Die Regelung des § 100 BetrVG ergreift nur diejenigen vorläufigen Maßnahmen, die aus sachlichen Gründen dringend erforderlich sind. Dabei erhält der Arbeitgeber sogar das Recht, einen Arbeitnehmer auch in dem Falle weiter zu beschäftigen, bis die Rechtskraft der Entscheidung eingetreten ist, in dem das Arbeitsgericht die Zustimmung nicht ersetzt hat. Würde man für die tatsächliche Beschäftigung des Arbeitnehmers auf dem neuen Arbeitsplatz die Rechtskraft der die Zustimmung ersetzenden Entscheidung für erforderlich halten, so dürfte der Arbeitgeber trotz Obsiegen den Arbeitnehmer nicht mehr beschäftigen, wenn zu diesem Zeitpunkt keine Eilbedürftigkeit mehr gegeben ist. Die vorläufige, noch nicht rechtskräftige Zustimmungsersetzung berechtigt nach Ansicht der erkennenden Kammer den Arbeitgeber deshalb vorläufig und bis zur Rechtskraft einer widersprechenden Entscheidung die Versetzung des Arbeitnehmers umzusetzen, auch wenn dringende sachliche Gründe zum Zeitpunkt der zustimmungsersetzenden Entscheidung nicht oder nicht mehr gegeben sind. Das Recht des Betriebsrats, vom Arbeitgeber die Unterlassung der Versetzung verlangen zu können, endet damit nicht nur in den Fällen des § 100 BetrVG, sondern auch dann, wenn die Zustimmung durch das Gericht ersetzt wurde. Anderenfalls ergäbe sich das Ergebnis, dass ein Arbeitgeber eine zwar dringende aber materiell unzulässige Versetzung bis zwei Wochen nach Rechtskraft aufrechterhalten darf, während eine nicht oder nicht mehr dringende Versetzung vor Rechtskraft einer zustimmenden Entscheidung gar nicht umgesetzt werden könnte. Der Arbeitgeber, der mit seiner beabsichtigten Maßnahme nicht durchdringen kann, erhält mehr Schutz als der Arbeitgeber, dessen Betriebsrat zu Unrecht der Maßnahme widersprochen hat.

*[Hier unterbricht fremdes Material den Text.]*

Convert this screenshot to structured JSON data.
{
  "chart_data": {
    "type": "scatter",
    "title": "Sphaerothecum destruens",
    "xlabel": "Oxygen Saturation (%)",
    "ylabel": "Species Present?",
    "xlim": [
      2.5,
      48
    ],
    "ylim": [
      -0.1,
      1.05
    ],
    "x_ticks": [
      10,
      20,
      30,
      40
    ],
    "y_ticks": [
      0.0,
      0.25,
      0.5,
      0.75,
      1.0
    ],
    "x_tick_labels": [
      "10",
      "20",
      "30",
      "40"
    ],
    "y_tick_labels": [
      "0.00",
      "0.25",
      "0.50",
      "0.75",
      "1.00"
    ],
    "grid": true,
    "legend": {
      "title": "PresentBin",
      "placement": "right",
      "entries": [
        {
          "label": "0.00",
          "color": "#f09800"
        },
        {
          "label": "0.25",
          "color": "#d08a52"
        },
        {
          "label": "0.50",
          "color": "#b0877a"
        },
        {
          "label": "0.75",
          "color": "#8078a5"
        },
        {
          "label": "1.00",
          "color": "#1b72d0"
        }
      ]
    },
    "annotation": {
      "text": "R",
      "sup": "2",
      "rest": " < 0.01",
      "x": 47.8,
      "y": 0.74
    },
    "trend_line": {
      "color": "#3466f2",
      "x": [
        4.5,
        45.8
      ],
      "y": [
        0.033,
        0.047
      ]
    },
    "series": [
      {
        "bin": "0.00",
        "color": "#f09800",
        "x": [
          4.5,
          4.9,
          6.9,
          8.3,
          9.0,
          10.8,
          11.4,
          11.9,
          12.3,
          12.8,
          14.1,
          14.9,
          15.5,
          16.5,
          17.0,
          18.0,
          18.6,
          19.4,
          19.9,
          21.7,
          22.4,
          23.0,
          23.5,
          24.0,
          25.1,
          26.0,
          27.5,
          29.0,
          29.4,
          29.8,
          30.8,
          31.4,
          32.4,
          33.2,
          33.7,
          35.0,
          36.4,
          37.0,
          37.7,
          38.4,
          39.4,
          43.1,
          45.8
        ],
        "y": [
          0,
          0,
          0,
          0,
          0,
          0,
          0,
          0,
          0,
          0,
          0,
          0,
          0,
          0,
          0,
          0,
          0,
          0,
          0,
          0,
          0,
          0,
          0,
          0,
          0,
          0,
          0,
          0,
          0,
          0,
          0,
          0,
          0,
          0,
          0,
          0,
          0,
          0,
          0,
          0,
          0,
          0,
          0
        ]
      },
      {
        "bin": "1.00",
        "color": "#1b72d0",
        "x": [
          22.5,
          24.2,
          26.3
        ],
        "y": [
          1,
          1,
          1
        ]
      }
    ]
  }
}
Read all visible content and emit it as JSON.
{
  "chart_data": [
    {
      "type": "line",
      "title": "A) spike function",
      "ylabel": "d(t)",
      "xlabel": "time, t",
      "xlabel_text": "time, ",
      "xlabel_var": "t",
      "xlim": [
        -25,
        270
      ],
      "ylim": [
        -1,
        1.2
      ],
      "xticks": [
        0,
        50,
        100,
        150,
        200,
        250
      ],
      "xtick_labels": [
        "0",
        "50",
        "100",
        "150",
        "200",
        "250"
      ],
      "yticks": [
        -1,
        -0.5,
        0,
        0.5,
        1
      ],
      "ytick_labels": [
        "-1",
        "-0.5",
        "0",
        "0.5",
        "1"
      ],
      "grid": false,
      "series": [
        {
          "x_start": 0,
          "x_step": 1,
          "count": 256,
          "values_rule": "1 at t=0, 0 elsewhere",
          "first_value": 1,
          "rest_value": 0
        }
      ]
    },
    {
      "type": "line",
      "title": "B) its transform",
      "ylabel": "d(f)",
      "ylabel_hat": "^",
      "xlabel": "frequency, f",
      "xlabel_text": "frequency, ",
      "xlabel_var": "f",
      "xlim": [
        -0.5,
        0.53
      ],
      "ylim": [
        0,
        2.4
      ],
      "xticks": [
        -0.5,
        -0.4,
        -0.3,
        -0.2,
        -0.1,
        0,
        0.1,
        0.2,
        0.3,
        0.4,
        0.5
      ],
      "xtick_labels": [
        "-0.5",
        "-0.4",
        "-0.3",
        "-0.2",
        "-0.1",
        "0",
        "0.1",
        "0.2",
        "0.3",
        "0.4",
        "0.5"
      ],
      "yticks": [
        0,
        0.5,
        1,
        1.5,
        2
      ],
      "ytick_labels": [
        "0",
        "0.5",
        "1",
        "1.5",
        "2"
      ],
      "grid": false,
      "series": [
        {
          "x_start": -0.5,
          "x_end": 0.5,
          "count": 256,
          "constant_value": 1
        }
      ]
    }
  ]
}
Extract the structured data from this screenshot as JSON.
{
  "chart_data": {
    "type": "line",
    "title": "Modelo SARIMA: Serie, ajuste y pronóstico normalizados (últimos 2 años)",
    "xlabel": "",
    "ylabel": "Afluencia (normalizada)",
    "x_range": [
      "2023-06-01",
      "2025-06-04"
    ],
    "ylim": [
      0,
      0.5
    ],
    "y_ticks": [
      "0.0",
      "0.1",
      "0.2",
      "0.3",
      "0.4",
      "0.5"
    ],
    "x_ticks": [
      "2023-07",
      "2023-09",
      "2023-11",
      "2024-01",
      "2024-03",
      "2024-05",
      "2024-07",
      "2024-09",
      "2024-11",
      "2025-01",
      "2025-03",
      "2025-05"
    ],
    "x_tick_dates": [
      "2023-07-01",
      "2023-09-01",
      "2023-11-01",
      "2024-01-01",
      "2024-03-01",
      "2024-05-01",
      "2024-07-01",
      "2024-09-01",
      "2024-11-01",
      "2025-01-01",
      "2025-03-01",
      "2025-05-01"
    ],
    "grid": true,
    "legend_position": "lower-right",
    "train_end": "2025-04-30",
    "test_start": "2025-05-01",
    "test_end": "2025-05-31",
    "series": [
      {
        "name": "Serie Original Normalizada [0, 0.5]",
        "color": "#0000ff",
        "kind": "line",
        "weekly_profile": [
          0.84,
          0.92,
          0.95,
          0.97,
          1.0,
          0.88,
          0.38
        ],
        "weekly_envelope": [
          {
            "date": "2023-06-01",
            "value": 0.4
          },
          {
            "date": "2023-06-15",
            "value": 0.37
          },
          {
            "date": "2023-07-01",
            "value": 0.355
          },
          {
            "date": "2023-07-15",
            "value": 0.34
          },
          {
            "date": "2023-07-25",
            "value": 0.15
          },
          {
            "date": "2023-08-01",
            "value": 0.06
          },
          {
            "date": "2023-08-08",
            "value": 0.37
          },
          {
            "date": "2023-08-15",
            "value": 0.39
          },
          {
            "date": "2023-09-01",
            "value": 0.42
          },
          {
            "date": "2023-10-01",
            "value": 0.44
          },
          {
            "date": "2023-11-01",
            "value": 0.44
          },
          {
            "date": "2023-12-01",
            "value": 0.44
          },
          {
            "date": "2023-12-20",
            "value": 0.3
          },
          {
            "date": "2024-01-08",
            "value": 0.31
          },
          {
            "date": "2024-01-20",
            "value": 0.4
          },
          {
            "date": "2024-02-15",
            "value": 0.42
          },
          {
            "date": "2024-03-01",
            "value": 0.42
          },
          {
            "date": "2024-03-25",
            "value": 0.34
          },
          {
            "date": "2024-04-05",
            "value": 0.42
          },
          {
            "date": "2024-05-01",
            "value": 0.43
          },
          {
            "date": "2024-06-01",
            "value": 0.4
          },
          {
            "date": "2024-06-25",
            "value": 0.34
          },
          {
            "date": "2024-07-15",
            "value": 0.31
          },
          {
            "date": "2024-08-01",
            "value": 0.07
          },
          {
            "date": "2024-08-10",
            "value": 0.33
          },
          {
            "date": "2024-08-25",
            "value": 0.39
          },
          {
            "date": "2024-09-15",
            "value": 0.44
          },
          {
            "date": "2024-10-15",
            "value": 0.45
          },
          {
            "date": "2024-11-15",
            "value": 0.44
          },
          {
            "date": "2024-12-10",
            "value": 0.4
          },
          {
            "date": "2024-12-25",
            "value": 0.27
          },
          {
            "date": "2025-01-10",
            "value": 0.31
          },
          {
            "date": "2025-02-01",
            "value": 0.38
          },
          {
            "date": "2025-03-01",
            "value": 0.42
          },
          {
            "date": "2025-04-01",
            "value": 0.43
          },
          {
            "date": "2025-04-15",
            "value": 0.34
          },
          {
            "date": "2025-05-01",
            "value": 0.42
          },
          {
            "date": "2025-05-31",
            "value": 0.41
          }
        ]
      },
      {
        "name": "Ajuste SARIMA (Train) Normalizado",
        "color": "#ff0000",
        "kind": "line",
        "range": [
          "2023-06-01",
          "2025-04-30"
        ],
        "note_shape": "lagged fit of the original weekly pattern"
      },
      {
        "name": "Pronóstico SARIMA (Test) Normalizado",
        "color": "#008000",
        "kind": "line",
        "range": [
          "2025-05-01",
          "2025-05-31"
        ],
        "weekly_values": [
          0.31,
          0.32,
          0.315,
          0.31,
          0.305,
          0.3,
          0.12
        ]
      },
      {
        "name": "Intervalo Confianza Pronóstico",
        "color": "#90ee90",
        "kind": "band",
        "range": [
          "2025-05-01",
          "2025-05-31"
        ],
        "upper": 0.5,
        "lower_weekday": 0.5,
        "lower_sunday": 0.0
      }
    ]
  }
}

Für eine feststellende Entscheidung, ob die Maßnahme bis zum Beschluss des Landesarbeitsgerichts aus sachlichen Gründen dringend erforderlich war, fehlt das Rechtsschutzinteresse, da es sich hierbei nur noch um die Begutachtung eines in der Vergangenheit liegenden Sachverhalts handelt.